Zusammen mit einem ehemaligen Studienkollegen entwickelte Claudia Resthöft dann Liquiditätspläne, um aus dem ÖBIK-Projekt einen eigenständigen Betrieb zu machen: „Wir waren eine Handvoll Menschen, die ihr Schicksal in die eigene Hand nehmen wollten“. Mit einer sogenannten Arbeitsbeschaffungsmaßnahme (ABM), einer von der Arbeitsagentur bezuschusste Tätigkeit auf dem „Zweiten Arbeitsmarkt“, wurde der Projektstart dann zur Realität.

„Wir haben uns die halbe Nacht um die Ohren gehauen und Kartoffeln geputzt, die wir dann, zusammen mit Eiern, in Greifswald auf dem Wochenmarkt verkaufen wollten“, lacht die Bio-Landwirtin, „in einer Zeit, in der die Leute selbst überall noch ein paar Hühner und Kartoffeln in ihrem Garten hatten.“.

Der Anfang war schwer und es gab auch immer mal wieder Rückschläge, aber inzwischen arbeiten auf dem Demeter zertifizierten Bio-Bauernhof sieben festangestellte Mitarbeiter im Ackerbau, der Milchviehwirtschaft, Schweinezucht, Käserei, Bäckerei und in der Direktvermarktung der eigenen Produkte. Zudem drei Auszubildende und auch ein paar Praktikanten – man kann auf dem Alten Pfarrhof auch ein freiwilliges ökologisches Jahr absolvieren. „Ich bin nicht in einen Bauernhof reingeboren worden“, sagt Resthöft, „wodurch ich in Westdeutschland kaum eine Chance gehabt hätte, einmal einen solchen Betrieb zu führen“. Noch dazu in einer reinen Männerdomäne. „Im Osten war man schon damals deutlich emanzipierter und fortschrittlicher im Denken“, erklärt sie.

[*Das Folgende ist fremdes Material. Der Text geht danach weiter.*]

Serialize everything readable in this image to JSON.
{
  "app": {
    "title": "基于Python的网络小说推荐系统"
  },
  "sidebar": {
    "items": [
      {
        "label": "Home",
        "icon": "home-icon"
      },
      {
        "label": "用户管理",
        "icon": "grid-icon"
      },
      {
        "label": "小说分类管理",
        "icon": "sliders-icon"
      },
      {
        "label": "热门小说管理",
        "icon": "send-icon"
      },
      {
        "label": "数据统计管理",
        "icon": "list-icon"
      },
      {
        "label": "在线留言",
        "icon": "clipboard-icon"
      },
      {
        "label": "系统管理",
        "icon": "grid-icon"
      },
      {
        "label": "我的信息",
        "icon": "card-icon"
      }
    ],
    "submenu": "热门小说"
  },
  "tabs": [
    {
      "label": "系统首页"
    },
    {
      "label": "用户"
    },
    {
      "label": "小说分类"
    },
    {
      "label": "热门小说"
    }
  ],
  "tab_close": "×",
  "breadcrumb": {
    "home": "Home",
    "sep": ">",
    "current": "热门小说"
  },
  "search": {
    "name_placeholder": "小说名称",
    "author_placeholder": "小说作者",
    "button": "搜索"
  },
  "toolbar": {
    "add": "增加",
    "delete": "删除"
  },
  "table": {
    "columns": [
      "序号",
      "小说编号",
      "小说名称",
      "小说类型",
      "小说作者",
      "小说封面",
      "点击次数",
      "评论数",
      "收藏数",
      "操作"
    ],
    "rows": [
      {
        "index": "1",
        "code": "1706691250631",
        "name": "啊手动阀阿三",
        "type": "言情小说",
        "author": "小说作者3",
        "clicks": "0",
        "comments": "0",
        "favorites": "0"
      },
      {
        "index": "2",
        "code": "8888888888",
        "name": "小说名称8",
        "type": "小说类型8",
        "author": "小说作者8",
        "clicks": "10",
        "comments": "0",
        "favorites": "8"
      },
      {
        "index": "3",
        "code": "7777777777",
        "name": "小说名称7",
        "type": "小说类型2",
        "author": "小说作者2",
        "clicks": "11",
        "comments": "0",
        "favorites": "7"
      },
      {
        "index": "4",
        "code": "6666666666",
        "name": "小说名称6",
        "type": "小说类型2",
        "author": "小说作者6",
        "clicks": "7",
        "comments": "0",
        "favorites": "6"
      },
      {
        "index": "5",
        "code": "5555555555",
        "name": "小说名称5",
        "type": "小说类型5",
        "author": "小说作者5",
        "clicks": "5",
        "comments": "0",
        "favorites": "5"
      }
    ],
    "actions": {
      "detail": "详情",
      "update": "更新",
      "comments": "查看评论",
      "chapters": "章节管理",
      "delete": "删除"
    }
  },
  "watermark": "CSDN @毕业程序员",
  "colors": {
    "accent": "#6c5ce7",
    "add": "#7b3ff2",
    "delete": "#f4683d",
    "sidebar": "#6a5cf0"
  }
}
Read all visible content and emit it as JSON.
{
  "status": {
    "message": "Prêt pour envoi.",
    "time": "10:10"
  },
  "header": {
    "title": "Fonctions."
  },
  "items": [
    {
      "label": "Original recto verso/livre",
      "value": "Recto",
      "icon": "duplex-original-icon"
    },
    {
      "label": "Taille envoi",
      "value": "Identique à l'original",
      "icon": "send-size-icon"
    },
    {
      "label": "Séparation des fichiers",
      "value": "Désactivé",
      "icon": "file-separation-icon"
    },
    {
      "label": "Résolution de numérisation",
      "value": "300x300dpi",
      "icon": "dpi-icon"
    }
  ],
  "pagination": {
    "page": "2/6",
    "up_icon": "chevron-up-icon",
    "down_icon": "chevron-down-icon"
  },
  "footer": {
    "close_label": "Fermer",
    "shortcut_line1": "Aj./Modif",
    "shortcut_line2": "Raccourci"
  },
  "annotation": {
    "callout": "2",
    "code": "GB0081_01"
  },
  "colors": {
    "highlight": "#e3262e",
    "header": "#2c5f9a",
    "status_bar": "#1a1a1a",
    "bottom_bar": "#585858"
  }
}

Dass sie als Frau auf einem Bauernhof „ihren Mann steht“, sieht sie eher als Vorteil denn als Nachteil. „Vielleicht mache ich den Job sogar besser, gerade weil ich eine Frau bin“, sagt sie und begründet das mit ihrer Liebe zum Detail und dass sie in vielen Dingen einfach genauer arbeitet. So beantwortet sie jede Bewerbung persönlich, anstatt die E-Mails einfach zu löschen.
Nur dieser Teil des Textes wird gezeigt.